On April 26, 2000, she was working at McDonald's when Justin called to say there was a problem. She rushed home, and found her daughter lifeless on the floor. Justin said she had fallen off the couch, Mary said.

She wrapped her daughter in a blanket, put her in a garbage bag and placed her in a small tote bag. Justin tried to bury her nearby but couldn't. They went to sleep and the next morning they buried Gretchen across town near his parents' apartment.

The couple then took a bus to Seattle, where they were arrested in early May.

Mary Grodin was sentenced to 15 years in prison for child abuse, but that was cut to time served once she testified.
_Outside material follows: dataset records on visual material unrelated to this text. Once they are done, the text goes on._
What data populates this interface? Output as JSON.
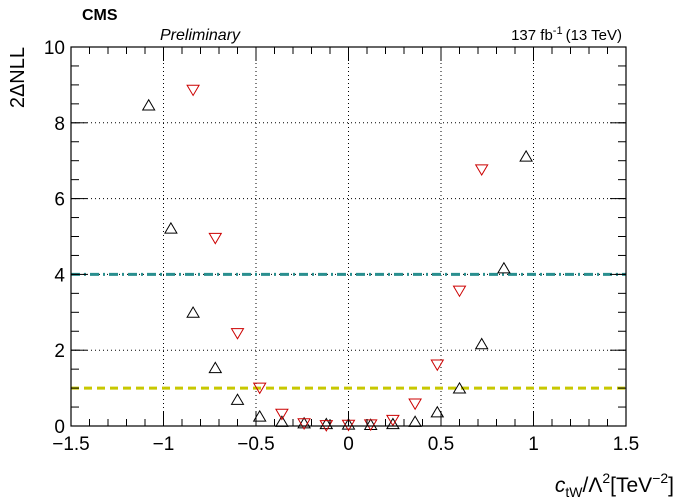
{
  "chart_data": {
    "type": "scatter",
    "experiment_label": "CMS",
    "status_label": "Preliminary",
    "lumi_label": {
      "value": "137 fb",
      "exponent": "-1",
      "suffix": "(13 TeV)"
    },
    "ylabel": "2ΔNLL",
    "xlabel": {
      "symbol": "c",
      "subscript": "tW",
      "middle": "/Λ",
      "middle_sup": "2",
      "unit_open": "[TeV",
      "unit_sup": "−2",
      "unit_close": "]"
    },
    "xlim": [
      -1.5,
      1.5
    ],
    "ylim": [
      0,
      10
    ],
    "x_ticks": [
      {
        "v": -1.5,
        "label": "−1.5"
      },
      {
        "v": -1.0,
        "label": "−1"
      },
      {
        "v": -0.5,
        "label": "−0.5"
      },
      {
        "v": 0.0,
        "label": "0"
      },
      {
        "v": 0.5,
        "label": "0.5"
      },
      {
        "v": 1.0,
        "label": "1"
      },
      {
        "v": 1.5,
        "label": "1.5"
      }
    ],
    "y_ticks": [
      {
        "v": 0,
        "label": "0"
      },
      {
        "v": 2,
        "label": "2"
      },
      {
        "v": 4,
        "label": "4"
      },
      {
        "v": 6,
        "label": "6"
      },
      {
        "v": 8,
        "label": "8"
      },
      {
        "v": 10,
        "label": "10"
      }
    ],
    "grid": true,
    "reference_lines": [
      {
        "y": 4,
        "style": "dash-dot",
        "color": "#2a8f8f"
      },
      {
        "y": 1,
        "style": "dashed",
        "color": "#c8c800"
      }
    ],
    "series": [
      {
        "marker": "triangle-up",
        "color": "#000000",
        "points": [
          {
            "x": -1.08,
            "y": 8.45
          },
          {
            "x": -0.96,
            "y": 5.2
          },
          {
            "x": -0.84,
            "y": 2.98
          },
          {
            "x": -0.72,
            "y": 1.52
          },
          {
            "x": -0.6,
            "y": 0.68
          },
          {
            "x": -0.48,
            "y": 0.24
          },
          {
            "x": -0.36,
            "y": 0.1
          },
          {
            "x": -0.24,
            "y": 0.06
          },
          {
            "x": -0.12,
            "y": 0.04
          },
          {
            "x": 0.0,
            "y": 0.03
          },
          {
            "x": 0.12,
            "y": 0.02
          },
          {
            "x": 0.24,
            "y": 0.04
          },
          {
            "x": 0.36,
            "y": 0.1
          },
          {
            "x": 0.48,
            "y": 0.35
          },
          {
            "x": 0.6,
            "y": 0.98
          },
          {
            "x": 0.72,
            "y": 2.15
          },
          {
            "x": 0.84,
            "y": 4.15
          },
          {
            "x": 0.96,
            "y": 7.1
          }
        ]
      },
      {
        "marker": "triangle-down",
        "color": "#cc0000",
        "points": [
          {
            "x": -0.84,
            "y": 8.88
          },
          {
            "x": -0.72,
            "y": 4.97
          },
          {
            "x": -0.6,
            "y": 2.46
          },
          {
            "x": -0.48,
            "y": 1.02
          },
          {
            "x": -0.36,
            "y": 0.33
          },
          {
            "x": -0.24,
            "y": 0.08
          },
          {
            "x": -0.12,
            "y": 0.03
          },
          {
            "x": 0.0,
            "y": 0.04
          },
          {
            "x": 0.12,
            "y": 0.05
          },
          {
            "x": 0.24,
            "y": 0.17
          },
          {
            "x": 0.36,
            "y": 0.6
          },
          {
            "x": 0.48,
            "y": 1.63
          },
          {
            "x": 0.6,
            "y": 3.58
          },
          {
            "x": 0.72,
            "y": 6.78
          }
        ]
      }
    ]
  }
}
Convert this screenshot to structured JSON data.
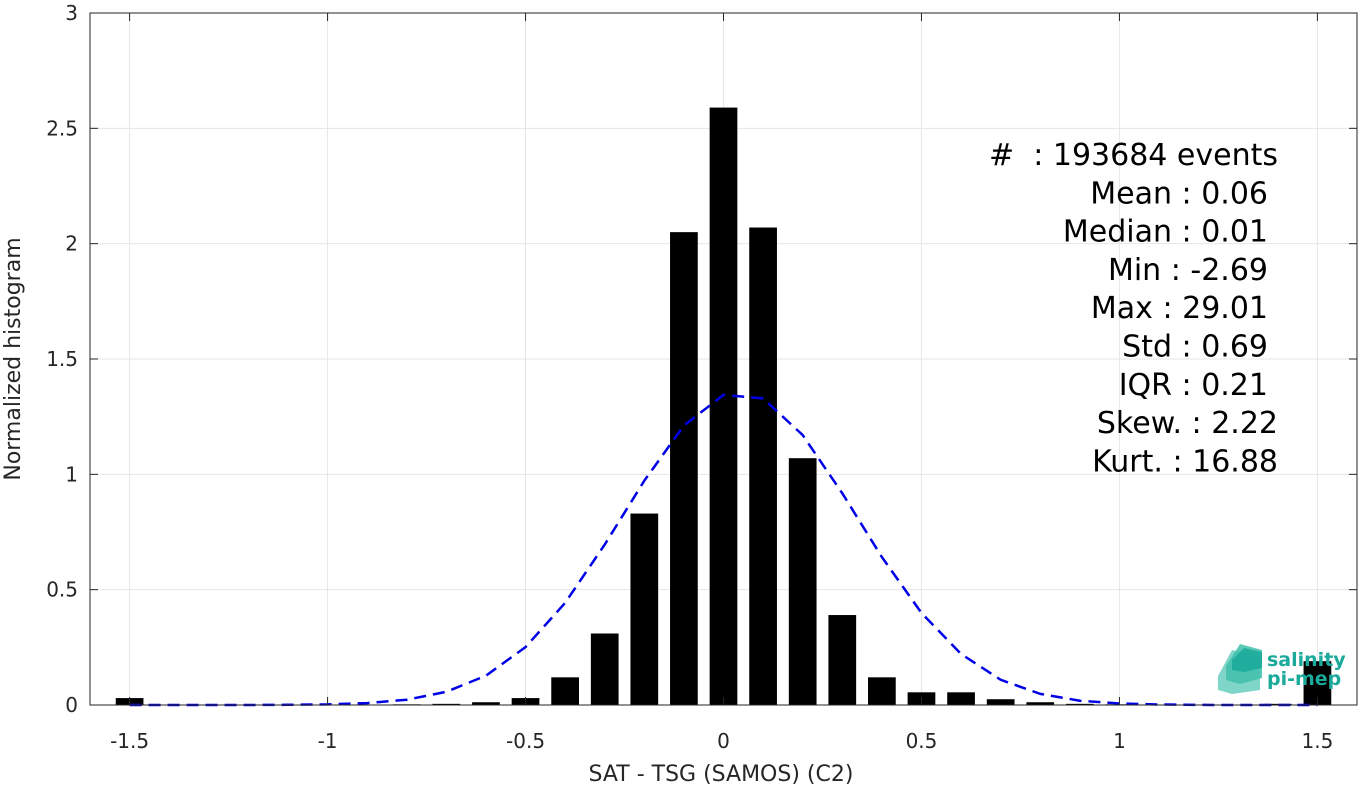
{
  "chart_data": {
    "type": "bar",
    "title": "",
    "xlabel": "SAT - TSG (SAMOS) (C2)",
    "ylabel": "Normalized histogram",
    "xlim": [
      -1.6,
      1.6
    ],
    "ylim": [
      0,
      3
    ],
    "grid": true,
    "bar_width": 0.07,
    "x_ticks": [
      -1.5,
      -1,
      -0.5,
      0,
      0.5,
      1,
      1.5
    ],
    "x_tick_labels": [
      "-1.5",
      "-1",
      "-0.5",
      "0",
      "0.5",
      "1",
      "1.5"
    ],
    "y_ticks": [
      0,
      0.5,
      1,
      1.5,
      2,
      2.5,
      3
    ],
    "y_tick_labels": [
      "0",
      "0.5",
      "1",
      "1.5",
      "2",
      "2.5",
      "3"
    ],
    "bar_color": "#000000",
    "series": [
      {
        "x": [
          -1.5,
          -1.4,
          -1.3,
          -1.2,
          -1.1,
          -1.0,
          -0.9,
          -0.8,
          -0.7,
          -0.6,
          -0.5,
          -0.4,
          -0.3,
          -0.2,
          -0.1,
          0.0,
          0.1,
          0.2,
          0.3,
          0.4,
          0.5,
          0.6,
          0.7,
          0.8,
          0.9,
          1.0,
          1.1,
          1.2,
          1.3,
          1.4,
          1.5
        ],
        "values": [
          0.03,
          0.0,
          0.0,
          0.0,
          0.0,
          0.0,
          0.0,
          0.003,
          0.005,
          0.012,
          0.03,
          0.12,
          0.31,
          0.83,
          2.05,
          2.59,
          2.07,
          1.07,
          0.39,
          0.12,
          0.055,
          0.055,
          0.025,
          0.012,
          0.005,
          0.003,
          0.0,
          0.0,
          0.0,
          0.005,
          0.19
        ]
      }
    ],
    "fit_curve": {
      "style": "dashed",
      "color": "#0000e6",
      "mean": 0.04,
      "std": 0.294,
      "x_range": [
        -1.5,
        1.5
      ]
    },
    "stats": [
      "#  : 193684 events",
      "Mean : 0.06",
      "Median : 0.01",
      "Min : -2.69",
      "Max : 29.01",
      "Std : 0.69",
      "IQR : 0.21",
      "Skew. : 2.22",
      "Kurt. : 16.88"
    ]
  },
  "logo": {
    "line1": "salinity",
    "line2": "pi-mep",
    "color": "#1aa99a"
  }
}
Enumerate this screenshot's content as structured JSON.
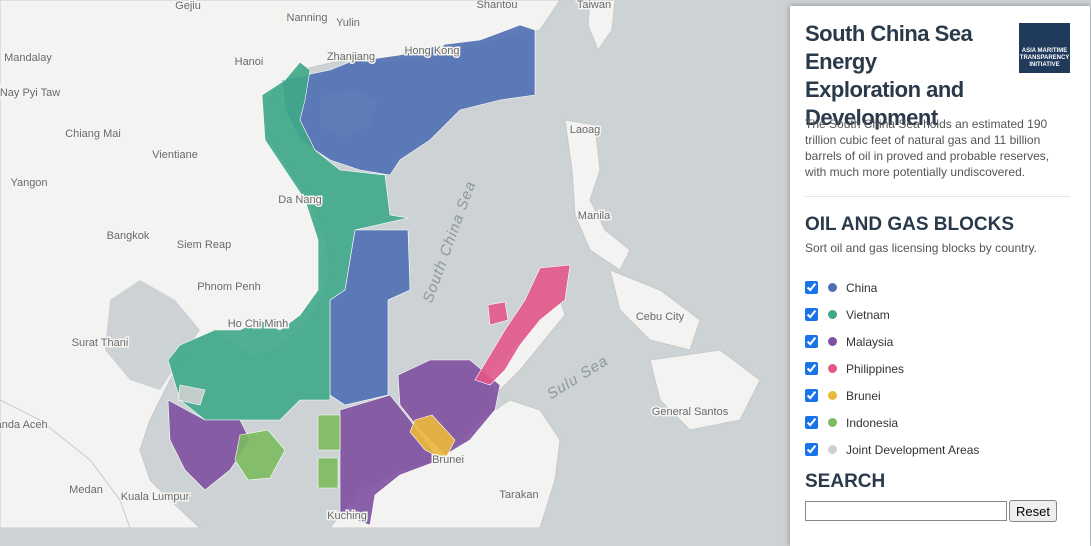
{
  "map": {
    "place_labels": [
      "Gejiu",
      "Nanning",
      "Yulin",
      "Shantou",
      "Taiwan",
      "Mandalay",
      "Hanoi",
      "Zhanjiang",
      "Hong Kong",
      "Nay Pyi Taw",
      "Chiang Mai",
      "Vientiane",
      "Laoag",
      "Yangon",
      "Da Nang",
      "Manila",
      "Bangkok",
      "Siem Reap",
      "Phnom Penh",
      "Ho Chi Minh",
      "Cebu City",
      "Surat Thani",
      "General Santos",
      "Banda Aceh",
      "Brunei",
      "Medan",
      "Kuala Lumpur",
      "Tarakan",
      "Kuching"
    ],
    "sea_labels": [
      "South China Sea",
      "Sulu Sea"
    ]
  },
  "panel": {
    "title": "South China Sea Energy Exploration and Development",
    "logo": "ASIA MARITIME TRANSPARENCY INITIATIVE",
    "description": "The South China Sea holds an estimated 190 trillion cubic feet of natural gas and 11 billion barrels of oil in proved and probable reserves, with much more potentially undiscovered.",
    "section_title": "OIL AND GAS BLOCKS",
    "section_subtitle": "Sort oil and gas licensing blocks by country.",
    "filters": [
      {
        "label": "China",
        "color": "#4f6fb3"
      },
      {
        "label": "Vietnam",
        "color": "#3fa888"
      },
      {
        "label": "Malaysia",
        "color": "#7e50a0"
      },
      {
        "label": "Philippines",
        "color": "#e2578a"
      },
      {
        "label": "Brunei",
        "color": "#ecb83c"
      },
      {
        "label": "Indonesia",
        "color": "#7cbb5f"
      },
      {
        "label": "Joint Development Areas",
        "color": "#cfcfcf"
      }
    ],
    "search_title": "SEARCH",
    "reset": "Reset"
  }
}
The defense argued that she shared culpability and that she was a proven liar whose description of Justin's violence toward her and the baby could not be trusted.

Herbert Grodin said he visited the family in Florida once, and watched as his nephew feverishly stuffed food in Gretchen's mouth.

“I told him, ‘Justin, would you wait till she swallows the food?’ He slowed down. Then he sped up. He does not have the awareness. He doesn’t know what he’s doing,” the uncle recalled. “He comes across as smart and arrogant. But he’s a boy. He never grew up. How could he grow up without any normal experiences?”

Police who dealt with Grodin for years describe a manipulative young man who became violent when he didn't get what he wanted.

“He’s certainly the only one from here who has gone on to do something so serious that he’s facing the death penalty,” Breen said. “But it’s not about New Castle or Chappaqua. Certainly kids get in trouble here like they do everywhere, but they grow out of it. ... “He’s just one of those kids we couldn’t reach, couldn’t help. I wish I could have done more for him.”